I have a list of tuples that look like this:
>>> y
[(0,1,2,3,4,...,10000), ('a', 'b', 'c', 'd', ...), (3.2, 4.1, 9.2, 12., ...), ]
etc. y
has 7 tuples, where each tuple has 10,000 values. All 10,000 values of a given tuple are the same dtype, and I have a list of these dtypes as well:
>>>dt
[('0', dtype('int64')), ('1', dtype('<U')), ('2', dtype('<U')), ('3', dtype('int64')), ('4', dtype('<U')), ('5', dtype('float64')), ('6', dtype('<U'))]
My intent is to do something like x = np.array(y, dtype=dt)
, but when I do that, I get the following error:
Traceback (most recent call last):
File "<stdin>", line 1, in <module>
ValueError: could not assign tuple of length 10000 to structure with 7 fields.
I understand that this is because dtype is saying that the first value in the tuple must be an int64, the second value must be a string, and so on, and that I only have 7 dtypes for a tuple with 10,000 values.
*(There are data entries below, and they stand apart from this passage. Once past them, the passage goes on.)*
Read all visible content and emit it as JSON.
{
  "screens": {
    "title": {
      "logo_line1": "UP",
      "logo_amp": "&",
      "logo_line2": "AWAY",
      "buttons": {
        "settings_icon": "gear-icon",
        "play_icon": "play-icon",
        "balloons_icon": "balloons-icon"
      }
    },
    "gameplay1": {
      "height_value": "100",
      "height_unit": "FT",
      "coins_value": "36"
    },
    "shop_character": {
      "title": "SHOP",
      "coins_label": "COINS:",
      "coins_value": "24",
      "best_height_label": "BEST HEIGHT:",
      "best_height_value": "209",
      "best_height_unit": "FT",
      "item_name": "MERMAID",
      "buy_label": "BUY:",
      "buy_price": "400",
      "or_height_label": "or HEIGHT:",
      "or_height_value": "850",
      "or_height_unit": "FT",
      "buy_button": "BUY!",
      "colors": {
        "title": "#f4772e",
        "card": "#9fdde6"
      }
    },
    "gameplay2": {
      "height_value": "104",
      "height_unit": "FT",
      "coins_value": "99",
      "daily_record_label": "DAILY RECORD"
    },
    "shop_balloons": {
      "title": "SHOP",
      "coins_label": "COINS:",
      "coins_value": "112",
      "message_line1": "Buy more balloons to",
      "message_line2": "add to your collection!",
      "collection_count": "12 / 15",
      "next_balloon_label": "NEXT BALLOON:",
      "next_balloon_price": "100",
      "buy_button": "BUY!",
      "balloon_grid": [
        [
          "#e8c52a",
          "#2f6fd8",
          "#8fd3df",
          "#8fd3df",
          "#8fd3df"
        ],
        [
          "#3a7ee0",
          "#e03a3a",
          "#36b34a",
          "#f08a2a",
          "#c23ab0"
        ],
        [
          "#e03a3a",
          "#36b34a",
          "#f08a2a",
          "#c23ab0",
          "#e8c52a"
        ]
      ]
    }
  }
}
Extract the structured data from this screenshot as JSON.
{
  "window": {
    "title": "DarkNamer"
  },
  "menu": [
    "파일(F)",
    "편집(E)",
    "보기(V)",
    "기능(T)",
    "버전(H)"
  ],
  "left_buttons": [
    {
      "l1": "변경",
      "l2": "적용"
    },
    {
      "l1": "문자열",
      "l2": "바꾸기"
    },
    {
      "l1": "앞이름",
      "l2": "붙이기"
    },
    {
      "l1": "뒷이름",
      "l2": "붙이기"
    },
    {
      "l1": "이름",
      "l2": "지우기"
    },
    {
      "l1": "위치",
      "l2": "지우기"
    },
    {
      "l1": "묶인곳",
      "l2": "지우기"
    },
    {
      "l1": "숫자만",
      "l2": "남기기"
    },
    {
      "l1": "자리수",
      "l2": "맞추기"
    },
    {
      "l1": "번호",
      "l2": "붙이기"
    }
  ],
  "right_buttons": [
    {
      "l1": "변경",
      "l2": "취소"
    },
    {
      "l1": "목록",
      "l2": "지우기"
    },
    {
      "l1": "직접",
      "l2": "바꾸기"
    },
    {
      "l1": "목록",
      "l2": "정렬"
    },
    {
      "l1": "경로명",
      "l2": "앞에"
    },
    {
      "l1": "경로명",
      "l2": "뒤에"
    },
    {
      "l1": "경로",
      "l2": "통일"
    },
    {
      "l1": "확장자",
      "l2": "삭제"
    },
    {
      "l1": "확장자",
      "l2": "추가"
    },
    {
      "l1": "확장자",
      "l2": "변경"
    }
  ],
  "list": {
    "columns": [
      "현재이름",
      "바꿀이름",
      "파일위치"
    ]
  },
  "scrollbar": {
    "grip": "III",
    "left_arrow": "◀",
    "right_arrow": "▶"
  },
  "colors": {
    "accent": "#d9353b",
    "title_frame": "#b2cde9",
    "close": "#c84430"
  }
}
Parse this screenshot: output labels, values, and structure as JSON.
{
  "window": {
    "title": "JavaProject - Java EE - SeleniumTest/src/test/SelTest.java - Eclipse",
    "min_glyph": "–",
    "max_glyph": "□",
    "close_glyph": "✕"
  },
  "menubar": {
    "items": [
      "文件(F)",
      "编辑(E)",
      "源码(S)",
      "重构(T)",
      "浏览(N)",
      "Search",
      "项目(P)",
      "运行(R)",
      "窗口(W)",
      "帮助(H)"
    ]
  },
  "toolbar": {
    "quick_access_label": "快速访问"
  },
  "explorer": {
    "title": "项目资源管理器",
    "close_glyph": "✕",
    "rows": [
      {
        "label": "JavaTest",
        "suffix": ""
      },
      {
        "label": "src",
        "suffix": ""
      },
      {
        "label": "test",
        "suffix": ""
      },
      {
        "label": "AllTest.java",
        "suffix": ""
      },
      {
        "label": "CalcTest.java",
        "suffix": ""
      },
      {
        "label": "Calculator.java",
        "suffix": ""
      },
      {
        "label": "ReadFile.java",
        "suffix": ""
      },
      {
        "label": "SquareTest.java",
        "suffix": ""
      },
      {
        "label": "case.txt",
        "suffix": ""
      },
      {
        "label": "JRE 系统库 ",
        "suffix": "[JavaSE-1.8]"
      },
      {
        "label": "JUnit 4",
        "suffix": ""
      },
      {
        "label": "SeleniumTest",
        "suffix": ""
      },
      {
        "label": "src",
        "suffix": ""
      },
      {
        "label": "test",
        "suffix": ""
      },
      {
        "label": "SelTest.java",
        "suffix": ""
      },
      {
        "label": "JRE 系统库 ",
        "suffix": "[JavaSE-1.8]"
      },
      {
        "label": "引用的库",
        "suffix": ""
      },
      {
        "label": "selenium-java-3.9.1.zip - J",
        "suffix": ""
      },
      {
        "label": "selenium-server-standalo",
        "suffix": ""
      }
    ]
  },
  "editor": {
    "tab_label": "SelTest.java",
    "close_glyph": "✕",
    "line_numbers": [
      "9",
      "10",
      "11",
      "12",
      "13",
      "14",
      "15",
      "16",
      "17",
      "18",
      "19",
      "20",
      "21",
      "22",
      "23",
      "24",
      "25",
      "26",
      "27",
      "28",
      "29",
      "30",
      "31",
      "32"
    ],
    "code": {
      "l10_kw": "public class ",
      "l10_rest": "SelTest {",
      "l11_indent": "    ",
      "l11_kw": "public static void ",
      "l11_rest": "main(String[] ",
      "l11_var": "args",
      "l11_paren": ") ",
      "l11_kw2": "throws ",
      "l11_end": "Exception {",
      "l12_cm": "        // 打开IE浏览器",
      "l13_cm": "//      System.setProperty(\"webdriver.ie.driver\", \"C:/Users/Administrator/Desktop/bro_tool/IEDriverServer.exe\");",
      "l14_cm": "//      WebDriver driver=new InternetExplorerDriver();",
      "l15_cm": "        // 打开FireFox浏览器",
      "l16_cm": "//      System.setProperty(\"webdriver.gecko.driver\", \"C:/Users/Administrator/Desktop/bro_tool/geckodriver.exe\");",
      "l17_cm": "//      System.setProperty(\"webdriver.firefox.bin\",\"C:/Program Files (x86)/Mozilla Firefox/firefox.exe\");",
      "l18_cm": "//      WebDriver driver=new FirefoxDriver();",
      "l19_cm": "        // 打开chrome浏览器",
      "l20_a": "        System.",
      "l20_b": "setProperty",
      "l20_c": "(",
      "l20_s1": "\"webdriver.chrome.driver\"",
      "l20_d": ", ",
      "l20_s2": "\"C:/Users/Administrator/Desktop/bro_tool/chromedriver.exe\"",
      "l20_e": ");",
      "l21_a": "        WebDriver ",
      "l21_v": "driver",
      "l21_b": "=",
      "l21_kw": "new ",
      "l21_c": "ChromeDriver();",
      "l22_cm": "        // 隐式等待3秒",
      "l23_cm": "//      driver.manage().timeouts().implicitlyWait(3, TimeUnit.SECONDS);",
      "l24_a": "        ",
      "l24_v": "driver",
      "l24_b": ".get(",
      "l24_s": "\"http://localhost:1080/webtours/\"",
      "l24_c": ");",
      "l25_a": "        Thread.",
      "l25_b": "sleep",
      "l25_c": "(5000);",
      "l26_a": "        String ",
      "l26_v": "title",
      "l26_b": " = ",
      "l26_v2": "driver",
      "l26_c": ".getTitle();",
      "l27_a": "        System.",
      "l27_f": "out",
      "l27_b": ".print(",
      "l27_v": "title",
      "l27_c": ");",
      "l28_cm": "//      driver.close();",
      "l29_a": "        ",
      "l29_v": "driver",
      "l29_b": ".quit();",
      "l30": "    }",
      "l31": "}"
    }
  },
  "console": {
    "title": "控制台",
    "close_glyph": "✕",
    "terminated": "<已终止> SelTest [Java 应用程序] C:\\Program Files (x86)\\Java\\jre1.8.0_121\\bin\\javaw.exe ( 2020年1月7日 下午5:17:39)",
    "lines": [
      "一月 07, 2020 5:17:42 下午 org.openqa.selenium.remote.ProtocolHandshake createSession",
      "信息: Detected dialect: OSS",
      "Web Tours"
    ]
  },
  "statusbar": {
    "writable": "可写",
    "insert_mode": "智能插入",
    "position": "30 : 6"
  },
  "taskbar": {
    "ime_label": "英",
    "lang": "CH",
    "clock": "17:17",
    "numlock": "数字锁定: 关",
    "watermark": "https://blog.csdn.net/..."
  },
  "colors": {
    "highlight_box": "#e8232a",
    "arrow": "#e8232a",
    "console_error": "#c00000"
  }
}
How can I communicate to the code that I mean that ALL values of the first tuple are int64s, and ALL values of the second tuple are strings, etc.?
I've also tried having y
be a list of lists instead of a list of tuples:
>>>y
[[0,1,2,3,4,...,10000], ['a', 'b', 'c', 'd', ...), ...]
etc, and I get an error due to the same reason as above:
>>> x = np.array(y, dtype=dt)
Traceback (most recent call last):
File "<stdin>", line 1, in <module>
ValueError: invalid literal for int() with base 10: 'Supplier#000000001'
Any help is appreciated!
Edit: My goal is to have x be a numpy array.